Reste le peuple juif, qui subit la passion,
Les pogromes du tsar, les bûchers de l’Europe,
Le cloître du ghetto et une vie de taupes.
Ce martyre incessant pendant plus de mille ans,
Finit en génocide sous le Reich allemand.
On a donc octroyé à ces persécutés
Le pays mirifique dont ils avaient rêvé
Depuis que les Romains leurs pères avaient chassés.
Survivants et leurs fils aussitôt installés
Bannirent à leur tour les occupants des lieux
Qui depuis dix-huit siècles habitaient sous ces cieux :
Musulmans et chrétiens, gens de vilaine race
Pour ceux qui revenaient, disaient-ils, sur les traces
De leurs lointains ancêtres. Ces décennies dernières,
Ces juifs obstinément repoussent les frontières
De leur pays bastion. Et des terres conquises,
Des villes et villages, ils dominent ou bannissent
Les malheureux vaincus.
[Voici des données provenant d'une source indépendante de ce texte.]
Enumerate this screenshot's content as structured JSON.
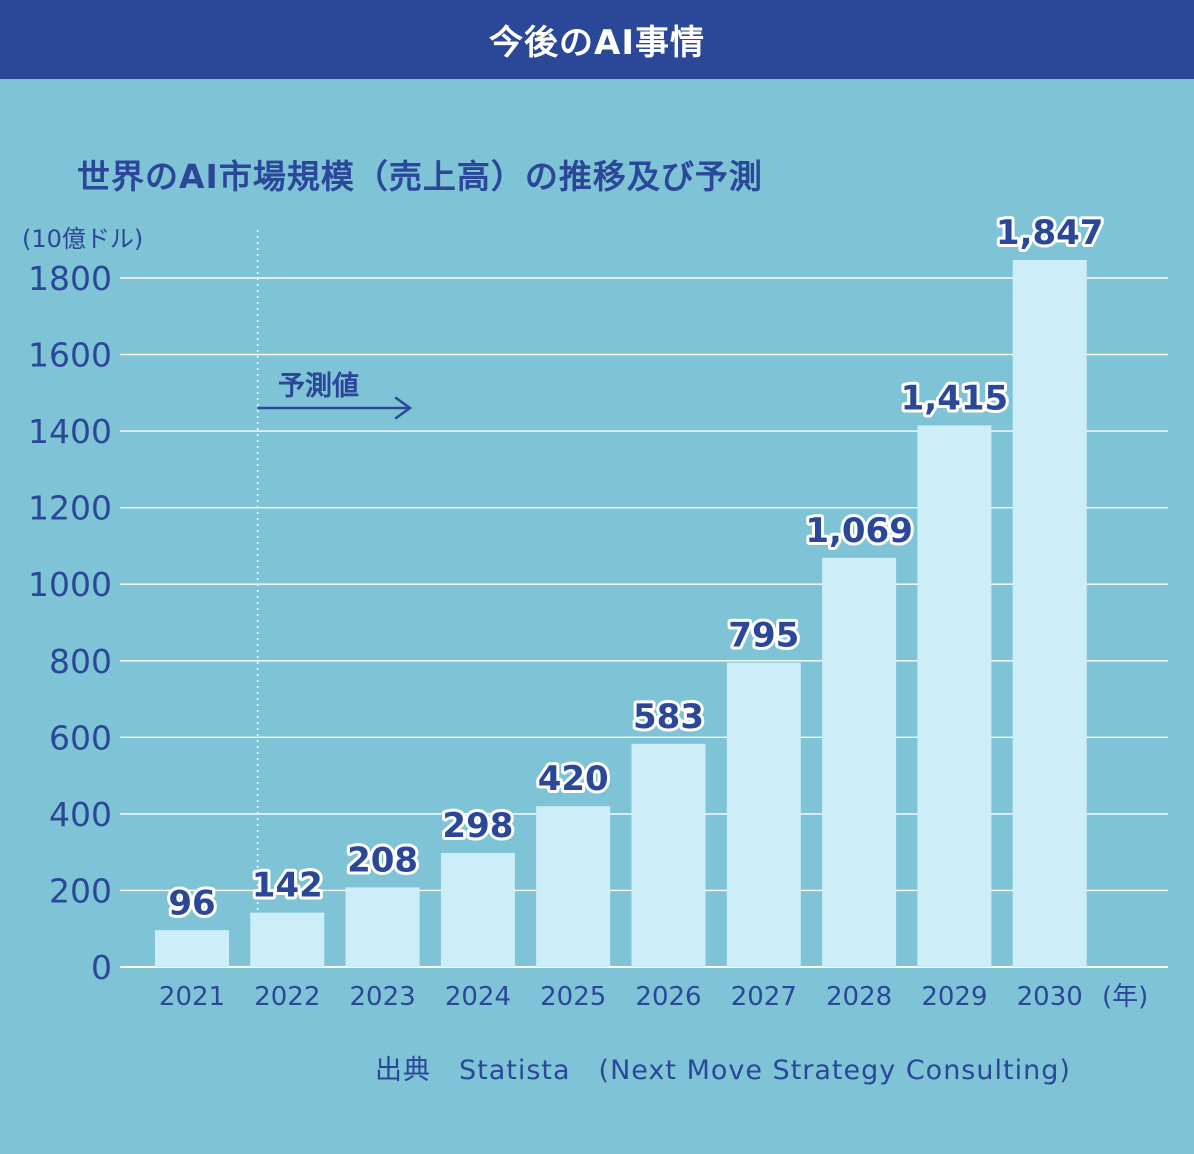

Et ceux qui ne fuient pas
Inexorablement sont soumis aux diktats
Qui les font sans-patrie en leur propre pays :
On détruit leurs maisons pour un non pour un oui,
Opprobre, humiliations, contrôles incessants,
Spoliation de leurs biens, lendemains angoissants.
Les opprimés d’hier devenus oppresseurs
Du peuple assujetti piétinent la douleur.
C’est là un compendium de notre triste Histoire.
Et nous ne sommes pas au bout de nos déboires !
Regardons vers l’Asie : d’abord l’immense Chine
Qui, enfin éveillée, a vaincu la famine
Et voilà qu’exhibant ses fusées, ses navires,
Au détriment des autres veut grossir son empire.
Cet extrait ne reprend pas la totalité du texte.